Here, the effect of counterinsurgency measures is captured by the anthropologist’s art of ethnography and cultural analysis. Among the vignettes is an ethnographic encounter with a woman ex-guerrilla, and the author’s remembrance of his insurgent-cousin killed in a police ambush. As such, this fascinating study examines the Emergency afresh, and in the process brings into focus issues not normally covered in other accounts: nostalgia and failed revolution, socialist fantasy and ethnic relations, and the moral costs of modern counterinsurgency.

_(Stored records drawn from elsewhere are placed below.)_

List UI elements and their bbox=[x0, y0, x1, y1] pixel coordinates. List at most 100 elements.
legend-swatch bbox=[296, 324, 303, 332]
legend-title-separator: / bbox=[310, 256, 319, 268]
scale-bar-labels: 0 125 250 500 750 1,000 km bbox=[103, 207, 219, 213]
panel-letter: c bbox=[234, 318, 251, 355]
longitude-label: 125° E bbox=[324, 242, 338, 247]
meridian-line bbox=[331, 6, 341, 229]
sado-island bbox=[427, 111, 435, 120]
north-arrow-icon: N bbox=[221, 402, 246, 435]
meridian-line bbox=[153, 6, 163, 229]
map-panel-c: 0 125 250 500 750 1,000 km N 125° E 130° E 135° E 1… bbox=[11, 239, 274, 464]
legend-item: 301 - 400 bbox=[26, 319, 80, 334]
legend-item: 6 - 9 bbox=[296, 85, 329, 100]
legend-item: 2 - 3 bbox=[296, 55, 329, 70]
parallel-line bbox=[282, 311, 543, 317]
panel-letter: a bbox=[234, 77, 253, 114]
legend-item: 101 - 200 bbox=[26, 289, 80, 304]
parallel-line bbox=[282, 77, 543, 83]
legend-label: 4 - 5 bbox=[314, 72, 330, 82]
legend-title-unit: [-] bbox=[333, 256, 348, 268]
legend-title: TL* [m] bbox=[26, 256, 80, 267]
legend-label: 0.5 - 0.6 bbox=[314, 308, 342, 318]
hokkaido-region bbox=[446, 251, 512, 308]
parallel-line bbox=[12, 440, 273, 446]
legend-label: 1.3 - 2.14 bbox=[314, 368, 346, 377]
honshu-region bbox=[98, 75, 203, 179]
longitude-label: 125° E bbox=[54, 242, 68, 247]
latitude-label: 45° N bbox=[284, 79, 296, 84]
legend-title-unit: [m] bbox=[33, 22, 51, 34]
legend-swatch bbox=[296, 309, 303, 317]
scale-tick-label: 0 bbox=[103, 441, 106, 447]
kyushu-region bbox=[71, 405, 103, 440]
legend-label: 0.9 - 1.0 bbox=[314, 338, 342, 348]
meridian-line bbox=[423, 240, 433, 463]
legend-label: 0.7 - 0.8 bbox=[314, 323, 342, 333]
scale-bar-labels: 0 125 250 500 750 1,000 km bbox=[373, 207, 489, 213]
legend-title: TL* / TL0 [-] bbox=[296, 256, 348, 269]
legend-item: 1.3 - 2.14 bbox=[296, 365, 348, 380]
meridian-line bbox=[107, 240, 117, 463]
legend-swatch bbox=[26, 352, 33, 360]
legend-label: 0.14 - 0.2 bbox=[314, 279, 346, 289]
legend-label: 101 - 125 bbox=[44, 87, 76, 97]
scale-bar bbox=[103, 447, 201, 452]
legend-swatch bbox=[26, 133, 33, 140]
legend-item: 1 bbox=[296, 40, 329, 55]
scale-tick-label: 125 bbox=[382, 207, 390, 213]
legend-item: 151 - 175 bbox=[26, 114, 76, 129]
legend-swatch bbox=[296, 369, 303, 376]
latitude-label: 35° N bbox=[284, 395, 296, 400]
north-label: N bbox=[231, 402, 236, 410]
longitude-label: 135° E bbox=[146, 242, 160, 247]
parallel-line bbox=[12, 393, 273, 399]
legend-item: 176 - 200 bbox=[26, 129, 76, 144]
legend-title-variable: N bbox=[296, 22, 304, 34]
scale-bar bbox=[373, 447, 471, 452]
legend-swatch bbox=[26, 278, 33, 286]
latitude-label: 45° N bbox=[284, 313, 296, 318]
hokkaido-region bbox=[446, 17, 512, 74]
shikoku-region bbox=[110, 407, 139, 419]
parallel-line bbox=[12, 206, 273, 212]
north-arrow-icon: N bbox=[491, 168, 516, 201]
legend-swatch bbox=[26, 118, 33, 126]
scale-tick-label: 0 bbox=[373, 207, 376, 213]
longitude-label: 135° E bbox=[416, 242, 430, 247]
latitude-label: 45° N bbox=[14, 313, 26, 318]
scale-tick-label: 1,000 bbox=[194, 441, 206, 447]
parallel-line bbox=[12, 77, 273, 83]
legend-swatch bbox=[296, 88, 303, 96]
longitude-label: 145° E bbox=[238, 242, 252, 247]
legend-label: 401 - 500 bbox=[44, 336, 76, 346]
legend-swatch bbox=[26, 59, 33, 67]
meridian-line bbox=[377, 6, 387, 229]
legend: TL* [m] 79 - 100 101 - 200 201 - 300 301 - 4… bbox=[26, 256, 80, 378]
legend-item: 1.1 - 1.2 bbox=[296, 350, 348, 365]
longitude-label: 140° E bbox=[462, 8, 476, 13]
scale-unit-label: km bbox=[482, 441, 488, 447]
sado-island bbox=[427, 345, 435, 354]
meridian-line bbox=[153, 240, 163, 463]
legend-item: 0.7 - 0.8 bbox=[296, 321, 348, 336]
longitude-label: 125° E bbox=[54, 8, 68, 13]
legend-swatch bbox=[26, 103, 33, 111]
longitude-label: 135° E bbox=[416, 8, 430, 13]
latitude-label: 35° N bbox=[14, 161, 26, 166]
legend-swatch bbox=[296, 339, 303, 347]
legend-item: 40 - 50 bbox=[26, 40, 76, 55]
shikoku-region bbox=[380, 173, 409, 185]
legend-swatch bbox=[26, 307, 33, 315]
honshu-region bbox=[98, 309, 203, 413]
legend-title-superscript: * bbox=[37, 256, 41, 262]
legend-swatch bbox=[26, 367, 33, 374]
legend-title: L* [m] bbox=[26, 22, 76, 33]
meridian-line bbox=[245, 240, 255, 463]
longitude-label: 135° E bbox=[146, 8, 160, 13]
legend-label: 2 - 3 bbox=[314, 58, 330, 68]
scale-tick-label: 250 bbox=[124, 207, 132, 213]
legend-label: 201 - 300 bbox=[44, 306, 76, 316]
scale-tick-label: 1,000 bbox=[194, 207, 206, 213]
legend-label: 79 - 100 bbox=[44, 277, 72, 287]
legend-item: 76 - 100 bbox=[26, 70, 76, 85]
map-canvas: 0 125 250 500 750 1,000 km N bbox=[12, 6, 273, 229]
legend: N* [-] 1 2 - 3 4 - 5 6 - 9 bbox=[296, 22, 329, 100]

The book is peppered with the sense of futility, of times lost, as felt by the ex-insurgents the author encountered. Yet, even as the author shares their melancholy, he does not forget the forces of the hope for justice that communism once inspired. Until the signing of the German-Soviet Non-Aggression Pact in August 1939, communism seemed to many to be the only serious opposition to Fascism. Young communists like Cheng Peng and Xiao Hong did not talk about the Hitler-Stalin friendship. If they knew of it, it would not have dampened their dream of a socialist utopia in Malaya. The author’s telling of the life-careers of Xiao Hong and Second Cousin is an indication enough, he imagines, of how seriously he perceive the importance of communism to the young people of their respective generations.